The extraordinary twists and turns in the Victorian election count have caused all sorts of claims and counter-claims but the news this morning is a big boost for the Greens.
On the day when tree-lopping giant Gunns Ltd dropped Bob Brown from its vexatious Victorian Supreme Court legal assault, the Greens leader was overjoyed to discover that his party has actually won three upper house seats and the DLP only one.
The two National Party MPs will be able to deliver legislation to Labor in their own right, but the Bracks Government will probably find more in common with the three Greens.
The DLP’s Peter Kavanagh will be marginalised except for one very important point – the opposition parties will need his vote to get up committees and upper house inquiries to hold the government to account.
The Greens are big on accountability and the Libs and Nats will naturally want to apply the blowtorch to the Government. So what odds that Steve Bracks, who The Age’s Paul Austin claims is Victoria’s first DLP Premier, will offer some concessions to the DLP’s conservative social agenda in return for limiting the number of senate estimate-style committees?
The Greens have only ever held the balance of power in their own right in Tasmania – once under the Labor Field government and later under the Liberal Rundle government. Both turned out to be political disasters.

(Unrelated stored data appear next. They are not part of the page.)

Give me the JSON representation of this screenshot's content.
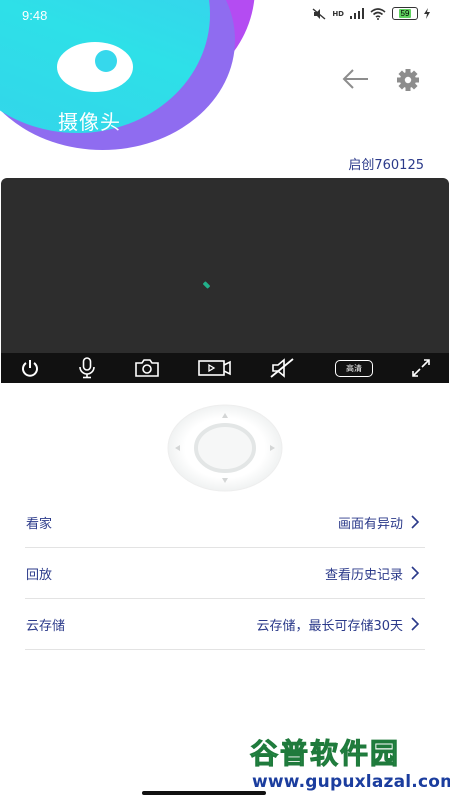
{
  "status_bar": {
    "time": "9:48",
    "network_label": "HD",
    "battery_level": "59"
  },
  "header": {
    "app_title": "摄像头",
    "device_name": "启创760125"
  },
  "video": {
    "quality_label": "高清"
  },
  "menu": {
    "items": [
      {
        "label": "看家",
        "value": "画面有异动"
      },
      {
        "label": "回放",
        "value": "查看历史记录"
      },
      {
        "label": "云存储",
        "value": "云存储，最长可存储30天"
      }
    ]
  },
  "watermark": {
    "title": "谷普软件园",
    "url": "www.gupuxlazal.com"
  },
  "colors": {
    "accent_text": "#2b3a8a",
    "blob_cyan": "#2ee0e8",
    "blob_purple": "#8f6cf0",
    "video_bg": "#2d2d2d",
    "control_bar": "#111111"
  }
}
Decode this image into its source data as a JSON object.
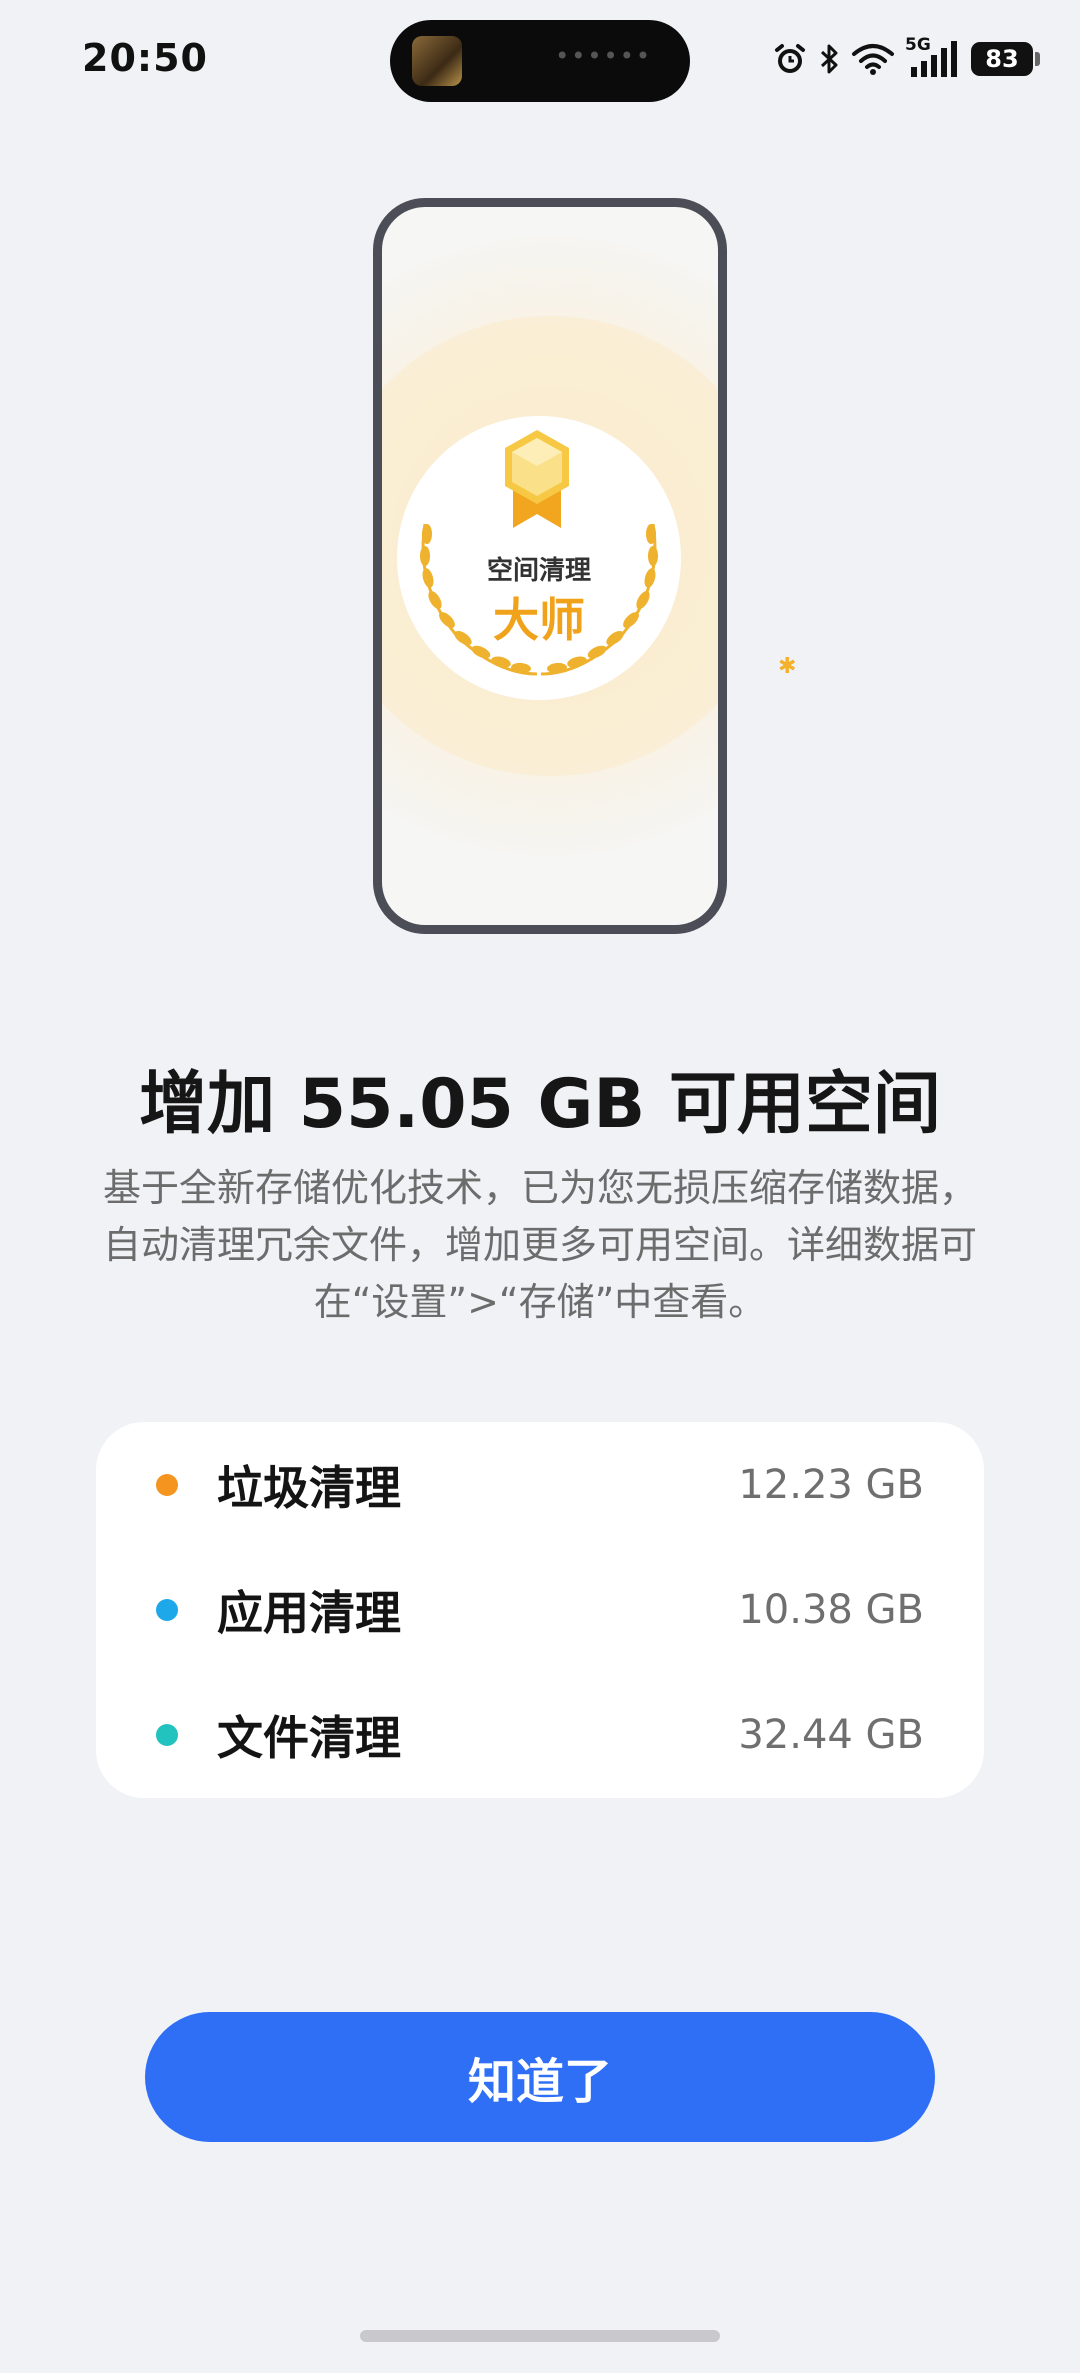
{
  "status_bar": {
    "time": "20:50",
    "network": "5G",
    "battery": "83",
    "icons": [
      "alarm-icon",
      "bluetooth-icon",
      "wifi-icon",
      "signal-icon",
      "battery-icon"
    ]
  },
  "badge": {
    "line1": "空间清理",
    "line2": "大师"
  },
  "headline": "增加 55.05 GB 可用空间",
  "description": "基于全新存储优化技术，已为您无损压缩存储数据，自动清理冗余文件，增加更多可用空间。详细数据可在“设置”>“存储”中查看。",
  "items": [
    {
      "label": "垃圾清理",
      "value": "12.23 GB",
      "color": "#f5941e"
    },
    {
      "label": "应用清理",
      "value": "10.38 GB",
      "color": "#1ea7e9"
    },
    {
      "label": "文件清理",
      "value": "32.44 GB",
      "color": "#22c3bf"
    }
  ],
  "button": {
    "label": "知道了"
  },
  "colors": {
    "accent": "#2e6ff5",
    "badge_gold": "#f0a21a",
    "background": "#f1f2f6"
  }
}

So how will they handle sharing the balance of power in Australia’s second biggest state? Their leader, Greg Barber, is a former dreadlocked forests campaigner who went off and did an MBA, was Australia’s first Green mayor in the City of Yarra and claims his proudest achievement was balancing the books.
Barber is bright and tough, but he’s also very prickly as evidenced by his “right wing nutter” attack on the DLP.
However, Barber’s aggression will be softened by fellow new Greens MP Sue Pennicuik who kept a very low profile during the campaign, in part due to a family illness. However, Greens describe the drug counsellor and former ACTU official as hard working, cheerful and considered.
The third Green MP, Colleen Hartland, is the biggest risk for the party because she doesn’t present well and is a hardline leftie who quit Labor in 2002 over refugees and Tampa.
Keeping Colleen moderate will be a big challenge for her two colleagues.